Well it was a pretty great day for the Netherlands on May 9th 2012. The cause for celebration was the passing into law of a Net Neutrality regulation. The law has been coming for a while now, having been agreed upon in June of last year. But the nation’s second legislative chamber finally gave its approval and made the legislation an official law. Hurrah!
But what is Net Neutrality? Well in laymens terms, Net Neutrality is described as the principle that there should be no restrictions by internet service providers or governments on consumers’ access to networks online. Net Neutrality prevents restrictions on content and modes of communication. What Net Neutrality is concerned with is the ability of broadband providers to use their infrastructures to block internet applications or content to limit what the consumer has access to and weed out competitors. For example, if a certain provider had a relationship with Apple, they could make it so that any site containing iPhone content would load faster than a site promoting Android.

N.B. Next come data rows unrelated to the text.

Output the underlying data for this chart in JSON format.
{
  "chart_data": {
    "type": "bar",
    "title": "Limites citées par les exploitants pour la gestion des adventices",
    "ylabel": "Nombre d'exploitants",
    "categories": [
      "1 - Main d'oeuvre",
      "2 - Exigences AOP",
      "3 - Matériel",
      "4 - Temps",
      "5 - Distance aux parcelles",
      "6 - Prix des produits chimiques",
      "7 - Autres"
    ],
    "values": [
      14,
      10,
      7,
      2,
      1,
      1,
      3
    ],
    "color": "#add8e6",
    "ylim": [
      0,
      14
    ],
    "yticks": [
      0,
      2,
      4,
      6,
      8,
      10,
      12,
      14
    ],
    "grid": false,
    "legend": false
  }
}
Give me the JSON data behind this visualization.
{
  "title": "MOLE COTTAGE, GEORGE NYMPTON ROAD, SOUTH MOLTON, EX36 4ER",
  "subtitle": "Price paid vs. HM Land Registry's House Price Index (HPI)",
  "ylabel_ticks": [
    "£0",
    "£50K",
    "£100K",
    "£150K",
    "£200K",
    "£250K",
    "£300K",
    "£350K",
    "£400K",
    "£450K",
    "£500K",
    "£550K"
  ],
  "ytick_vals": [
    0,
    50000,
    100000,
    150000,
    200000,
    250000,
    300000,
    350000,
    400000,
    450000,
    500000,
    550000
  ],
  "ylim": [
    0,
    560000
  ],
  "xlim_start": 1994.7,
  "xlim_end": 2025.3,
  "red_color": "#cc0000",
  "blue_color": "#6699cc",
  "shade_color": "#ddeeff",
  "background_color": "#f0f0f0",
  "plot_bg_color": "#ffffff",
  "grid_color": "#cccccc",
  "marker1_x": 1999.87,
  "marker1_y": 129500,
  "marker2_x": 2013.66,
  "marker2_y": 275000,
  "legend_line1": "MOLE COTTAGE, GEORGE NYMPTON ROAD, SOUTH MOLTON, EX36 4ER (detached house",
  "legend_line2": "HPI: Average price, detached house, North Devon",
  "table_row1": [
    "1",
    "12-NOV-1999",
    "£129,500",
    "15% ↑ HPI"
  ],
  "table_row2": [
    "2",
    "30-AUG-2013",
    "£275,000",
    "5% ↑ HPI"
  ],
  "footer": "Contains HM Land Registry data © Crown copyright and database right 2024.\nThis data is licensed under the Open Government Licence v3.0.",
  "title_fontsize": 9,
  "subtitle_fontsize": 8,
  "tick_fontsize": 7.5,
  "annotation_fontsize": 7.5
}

So how is this new law going to have a real effect? For one, it sets the Netherlands on what I consider to be the right path. The internet is the free transfer of information and ideas and it should remain that way. But, as a far more concrete example of what the law will do is force internet providers to figure out how to compete for their consumers and manage their networks. The mobile internet provider KPN for example had planned to charge for access to services like Skype or throttle traffic through them as a means to manage their mobile traffic. Now KPN wont be able to do that.
Of course the law does grant certain exceptions for why internet service may be slowed, for network congestion or security reasons, but the law effectively tells all internet service providers that they must be blind to the traffic they carry and treat all sites and content equally. The Net Neutrality law also has a few provisions for anti-wiretapping and makes it illegal to use deep packet inspections on a user’s internet activities without either their legal consent or a warrant.
The passing of this law is certainly a historic moment within the European Union and a great day for privacy and internet freedom. Hopefully more laws like this one are on the way.